2 views

When doing regression or classification, what is the correct (or better) way to preprocess the data?

1. Normalize the data -> PCA -> training

2. PCA -> normalize PCA output -> training

3. Normalize the data -> PCA -> normalize PCA output -> training

Which of the above is more correct, or is the "standardized" way to preprocess the data?

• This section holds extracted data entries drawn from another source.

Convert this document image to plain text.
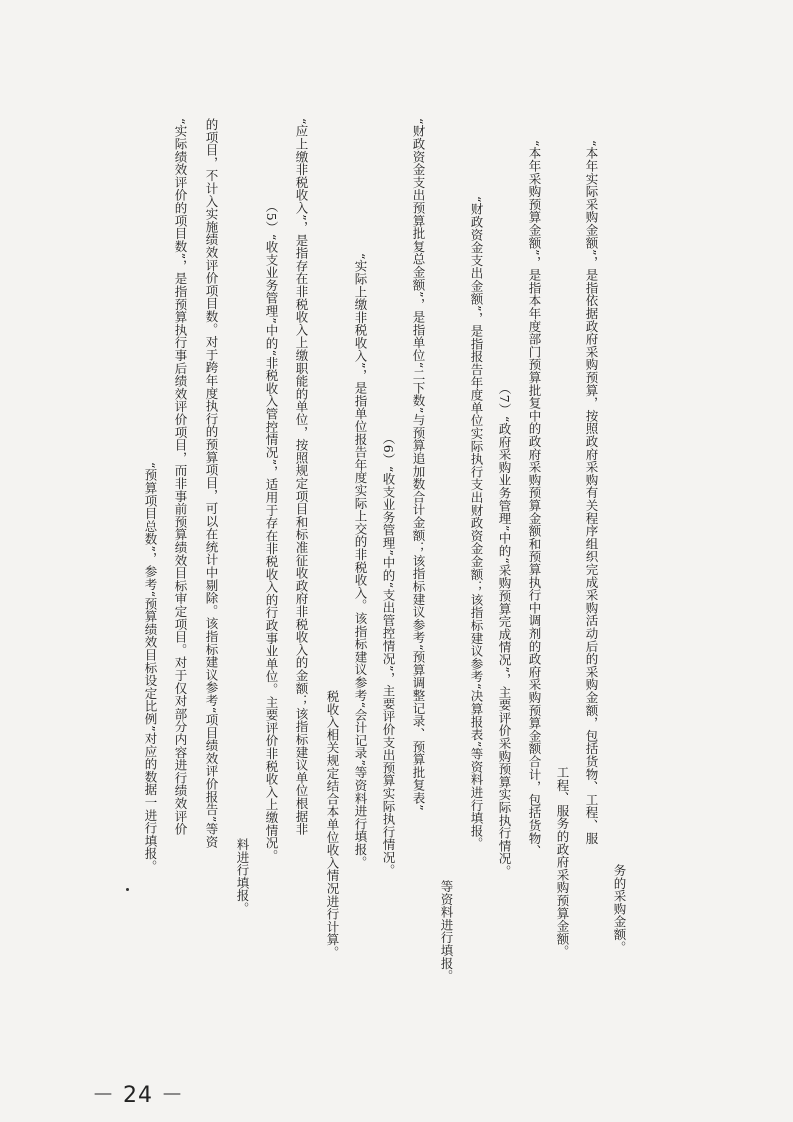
“预算项目总数”，参考“预算绩效目标设定比例”对应的数据一进行填报。	“实际绩效评价的项目数”，是指预算执行事后绩效评价项目，而非事前预算绩效目标审定项目。对于仅对部分内容进行绩效评价	的项目，不计入实施绩效评价项目数。对于跨年度执行的预算项目，可以在统计中剔除。该指标建议参考“项目绩效评价报告”等资
料进行填报。
（5）“收支业务管理”中的“非税收入管控情况”，适用于存在非税收入的行政事业单位。主要评价非税收入上缴情况。	“应上缴非税收入”，是指存在非税收入上缴职能的单位，按照规定项目和标准征收政府非税收入的金额；该指标建议单位根据非	税收入相关规定结合本单位收入情况进行计算。	“实际上缴非税收入”，是指单位报告年度实际上交的非税收入。该指标建议参考“会计记录”等资料进行填报。	（6）“收支业务管理”中的“支出管控情况”，主要评价支出预算实际执行情况。	“财政资金支出预算批复总金额”，是指单位“二下数”与预算追加数合计金额；该指标建议参考“预算调整记录、预算批复表”
等资料进行填报。
“财政资金支出金额”，是指报告年度单位实际执行支出财政资金金额；该指标建议参考“决算报表”等资料进行填报。	（7）“政府采购业务管理”中的“采购预算完成情况”，主要评价采购预算实际执行情况。	“本年采购预算金额”，是指本年度部门预算批复中的政府采购预算金额和预算执行中调剂的政府采购预算金额合计，包括货物、
工程、服务的政府采购预算金额。
“本年实际采购金额”，是指依据政府采购预算，按照政府采购有关程序组织完成采购活动后的采购金额，包括货物、工程、服
务的采购金额。
－ 24 －
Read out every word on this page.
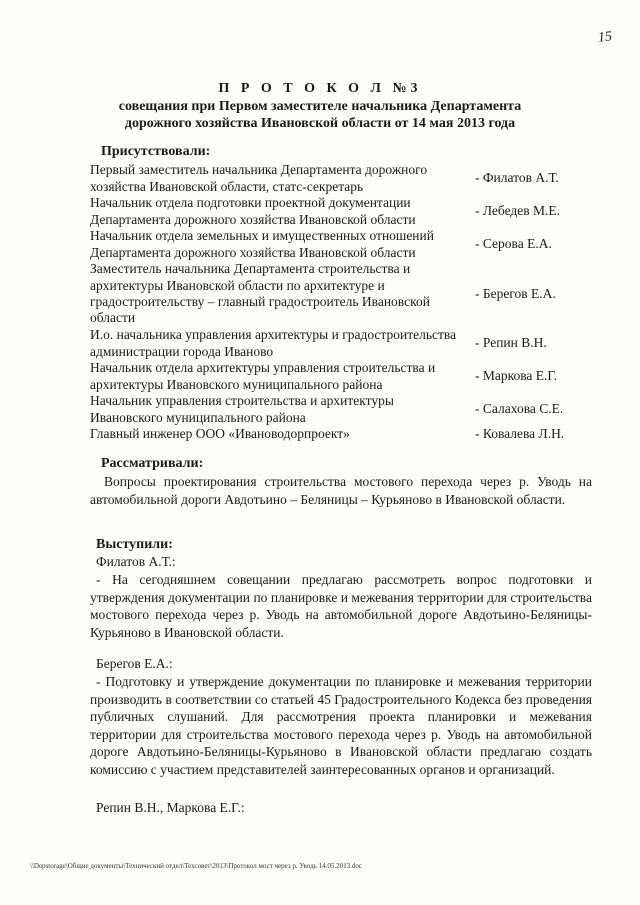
15
П Р О Т О К О Л №3
совещания при Первом заместителе начальника Департамента
дорожного хозяйства Ивановской области от 14 мая 2013 года
Присутствовали:
Первый заместитель начальника Департамента дорожного хозяйства Ивановской области, статс-секретарь
- Филатов А.Т.
Начальник отдела подготовки проектной документации Департамента дорожного хозяйства Ивановской области
- Лебедев М.Е.
Начальник отдела земельных и имущественных отношений Департамента дорожного хозяйства Ивановской области
- Серова Е.А.
Заместитель начальника Департамента строительства и архитектуры Ивановской области по архитектуре и градостроительству – главный градостроитель Ивановской области
- Берегов Е.А.
И.о. начальника управления архитектуры и градостроительства администрации города Иваново
- Репин В.Н.
Начальник отдела архитектуры управления строительства и архитектуры Ивановского муниципального района
- Маркова Е.Г.
Начальник управления строительства и архитектуры Ивановского муниципального района
- Салахова С.Е.
Главный инженер ООО «Ивановодорпроект»	- Ковалева Л.Н.
Рассматривали:
Вопросы проектирования строительства мостового перехода через р. Уводь на автомобильной дороги Авдотьино – Беляницы – Курьяново в Ивановской области.
Выступили:
Филатов А.Т.:
- На сегодняшнем совещании предлагаю рассмотреть вопрос подготовки и утверждения документации по планировке и межевания территории для строительства мостового перехода через р. Уводь на автомобильной дороге Авдотьино-Беляницы-Курьяново в Ивановской области.
Берегов Е.А.:
- Подготовку и утверждение документации по планировке и межевания территории производить в соответствии со статьей 45 Градостроительного Кодекса без проведения публичных слушаний. Для рассмотрения проекта планировки и межевания территории для строительства мостового перехода через р. Уводь на автомобильной дороге Авдотьино-Беляницы-Курьяново в Ивановской области предлагаю создать комиссию с участием представителей заинтересованных органов и организаций.
Репин В.Н., Маркова Е.Г.:
\\Depstorage\Общие документы\Технический отдел\Техсовет\2013\Протокол мост через р. Уводь 14.05.2013.doc
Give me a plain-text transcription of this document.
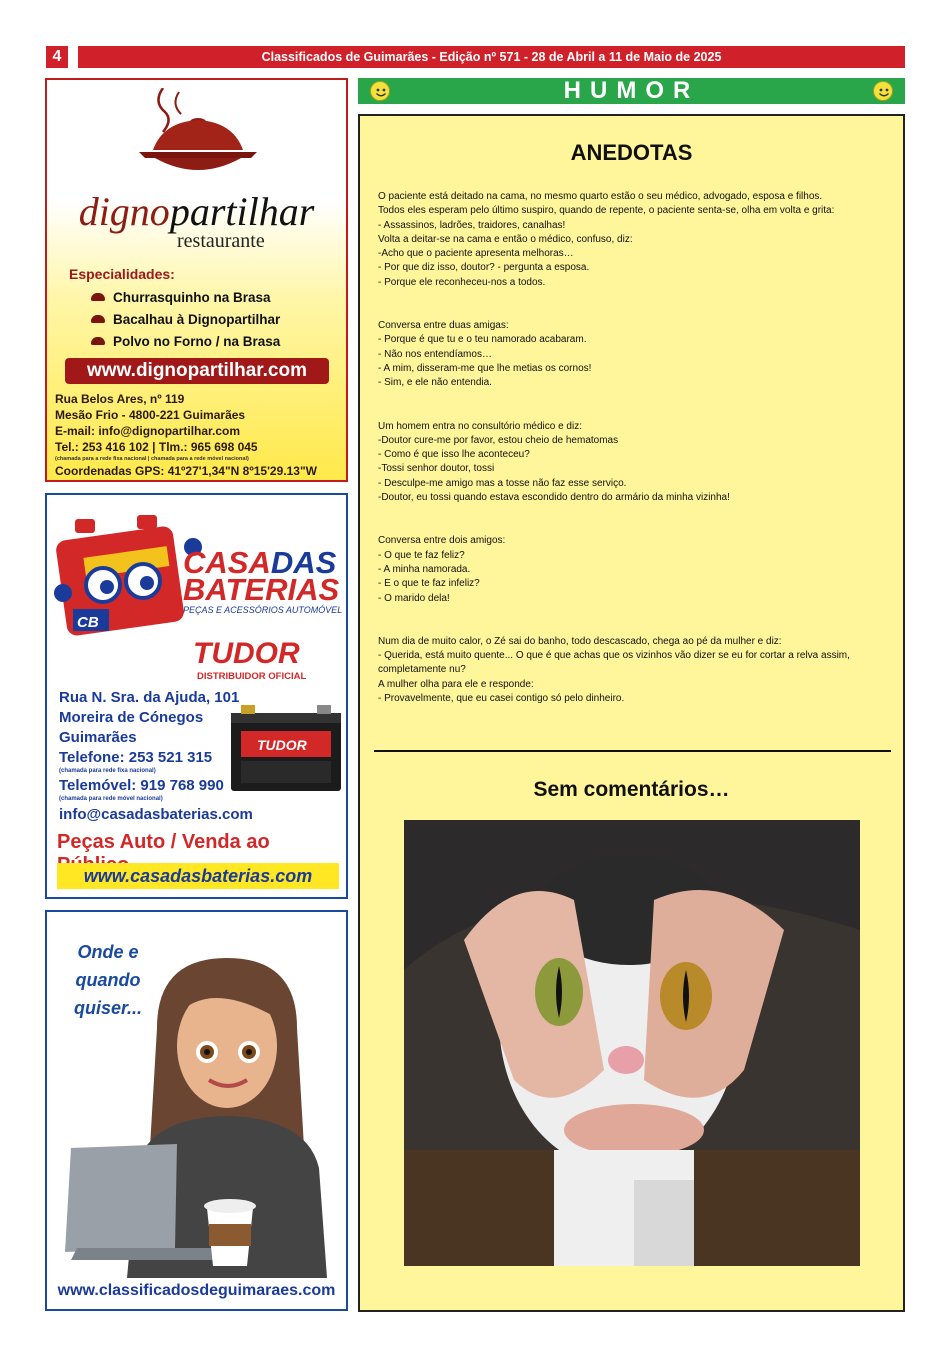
4	Classificados de Guimarães - Edição nº 571 - 28 de Abril a 11 de Maio de 2025
HUMOR
ANEDOTAS
O paciente está deitado na cama, no mesmo quarto estão o seu médico, advogado, esposa e filhos.
Todos eles esperam pelo último suspiro, quando de repente, o paciente senta-se, olha em volta e grita:
- Assassinos, ladrões, traidores, canalhas!
Volta a deitar-se na cama e então o médico, confuso, diz:
-Acho que o paciente apresenta melhoras…
- Por que diz isso, doutor? - pergunta a esposa.
- Porque ele reconheceu-nos a todos.
Conversa entre duas amigas:
- Porque é que tu e o teu namorado acabaram.
- Não nos entendíamos…
- A mim, disseram-me que lhe metias os cornos!
- Sim, e ele não entendia.
Um homem entra no consultório médico e diz:
-Doutor cure-me por favor, estou cheio de hematomas
- Como é que isso lhe aconteceu?
-Tossi senhor doutor, tossi
- Desculpe-me amigo mas a tosse não faz esse serviço.
-Doutor, eu tossi quando estava escondido dentro do armário da minha vizinha!
Conversa entre dois amigos:
- O que te faz feliz?
- A minha namorada.
- E o que te faz infeliz?
- O marido dela!
Num dia de muito calor, o Zé sai do banho, todo descascado, chega ao pé da mulher e diz:
- Querida, está muito quente... O que é que achas que os vizinhos vão dizer se eu for cortar a relva assim, completamente nu?
A mulher olha para ele e responde:
- Provavelmente, que eu casei contigo só pelo dinheiro.
Sem comentários…
dignopartilhar
restaurante
Especialidades:
Churrasquinho na Brasa
Bacalhau à Dignopartilhar
Polvo no Forno / na Brasa
www.dignopartilhar.com
Rua Belos Ares, nº 119
Mesão Frio - 4800-221 Guimarães
E-mail: info@dignopartilhar.com
Tel.: 253 416 102 | Tlm.: 965 698 045
(chamada para a rede fixa nacional | chamada para a rede móvel nacional)
Coordenadas GPS: 41º27'1,34"N 8º15'29.13"W
CB
CASADAS
BATERIAS
PEÇAS E ACESSÓRIOS AUTOMÓVEL
TUDOR
DISTRIBUIDOR OFICIAL
TUDOR
Rua N. Sra. da Ajuda, 101
Moreira de Cónegos
Guimarães
Telefone: 253 521 315
(chamada para rede fixa nacional)
Telemóvel: 919 768 990
(chamada para rede móvel nacional)
info@casadasbaterias.com
Peças Auto / Venda ao
www.casadasbaterias.com
Onde e quando quiser...
www.classificadosdeguimaraes.com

By "normalize" I mean either standardization, linear scaling or some other techniques.

by (33.1k points)

You should perform data normalization before doing PCA because it makes PCA work faster with more accuracy.

For example, consider a data set X with a known correlation matrix C:

>> C = [1 0.5; 0.5 1];

>> A = chol(rho);

>> X = randn(100,2) * A;

Now we will implement PCA to find principal components (features with high co-relation):

>> wts=pca(X)

wts =

0.6659    0.7461

-0.7461    0.6659

To scale the first feature of the data set by 100:

>> Y = X;

>> Y(:,1) = 100 * Y(:,1);

Here, the principal components are aligned with the coordinate axes:

>> wts=pca(Y)

wts =

1.0000    0.0056

-0.0056    1.0000

There are two methods to resolve it:

Rescale the data:

>> Ynorm = bsxfun( df, Y, std(Y))

To get PCA results:

>> wts = pca(Ynorm)

wts =

-0.7125   -0.7016

0.7016   -0.7125

They might be different from the PCA performed on original data.

Second, perform PCA using the correlation matrix of the data, instead of the outer product:

>> wts = pca(Y,'corr')

wts =

0.7071    0.7071

-0.7071    0.7071

This part is might similar to standardizing the data by subtracting the mean and dividing the standard deviation.